There were several limitations of this study. First, although we had a large EGFR-mutated NSCLC population at screening, due to the rare occurrence of RTK fusions, the cohort of postEGFR-TKI–treated RTK fusion–positive samples was still too small fully to reflect the underlying pattern of the fusion resistance mechanism. Studies in larger cohorts are needed to address this phenomenon further. Second, clinical information on patients who received combination therapies with EGFR TKIs and fusion-targeted drugs was unavailable, and thus could not provide clinical evidence for efficacy of such a combination strategy in our cohort.

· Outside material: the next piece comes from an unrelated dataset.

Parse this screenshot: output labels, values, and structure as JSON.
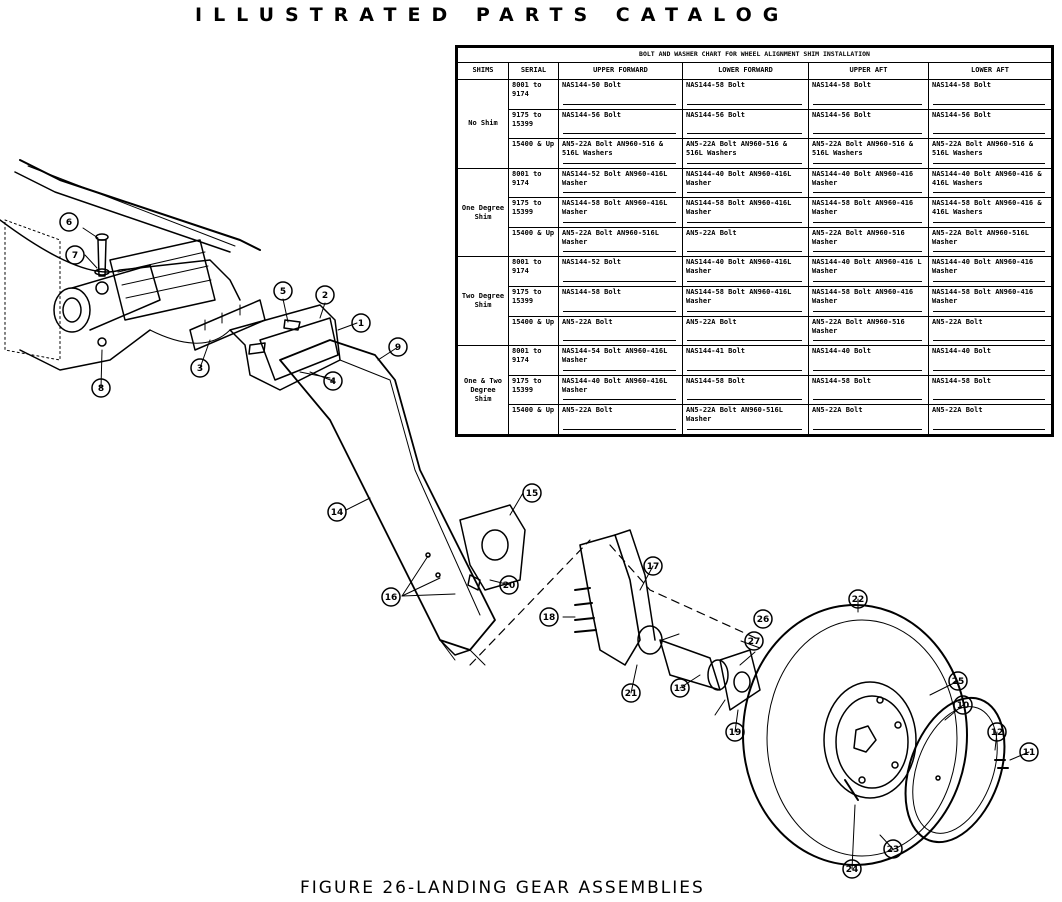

Taken together, to the best of our knowledge, in the largest NSCLC cohort with paired pre- and post-treatment samples, these results highlighted the unique features of EGFR TKI–resistance mechanisms in EGFR-positive NSCLC and provide the rationale for combinatorial therapeutics tailored to the precise resistance mechanisms identified in patients who relapse on EGFR-TKI treatment.